Melbourne-based financial services provider, Computershare, will be under new leadership in the 2015 fiscal year as CEO and president, Stuart Crosby, has advised the company he will step down on June 30.
Crosby will be succeeded by current chief information officer (CIO), Stuart Irving, who has held the role for six years, and first joined the company in 2000.
Having steered the company for eight years, Crosby is credited by chairman Chris Morris for taking Computershare through "the turbulent years following the global financial crisis," and claims that as a result, the company was one of the few which did not raise equity to strengthen its balance sheet throughout the period.
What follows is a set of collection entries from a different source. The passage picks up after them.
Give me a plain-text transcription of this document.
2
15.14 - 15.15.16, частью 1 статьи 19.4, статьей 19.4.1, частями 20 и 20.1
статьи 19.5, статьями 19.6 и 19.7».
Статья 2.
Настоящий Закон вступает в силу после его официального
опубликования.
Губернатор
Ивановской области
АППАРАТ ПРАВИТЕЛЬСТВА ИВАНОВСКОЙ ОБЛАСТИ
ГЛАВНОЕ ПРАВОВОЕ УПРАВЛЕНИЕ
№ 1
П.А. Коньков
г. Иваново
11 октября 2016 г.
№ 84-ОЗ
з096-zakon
Morris also said that under Crosby, Computershare has made significant consolidations, expanded key regions such as India and Russia, and extended into new business areas such as loan servicing and utility back office services.
Under Crosby, Computershare's management earnings per share grew 140 per cent from $0.28 in 2006 to $0.55 in 2013.
Computershare has reported total revenue for the half-year ending December 31 as $972.9 million, marking a 0.4 per cent drop over the corresponding period last year. In its submission to the ASX, the company said that "lower revenue was primarily driven by a stronger US dollar."
Earnings before interest, taxes, depreciation and amortisation (EBITDA) was $267m, up 10.6 per cent. Net profit after tax attributable to members is $139.4m for the same period, which is an increase of 47.4 per cent year-over-year (YoY). The result was the outcome of loan servicing, class actions, US investor services, and the global network of employee plans businesses.
Furthermore, Computershare reported statutory basic earnings per share (EPS) of $0.25 for the six-month period (up 47.3 per cent). Management adjusted earnings per share was $0.29 (up 9.5 per cent).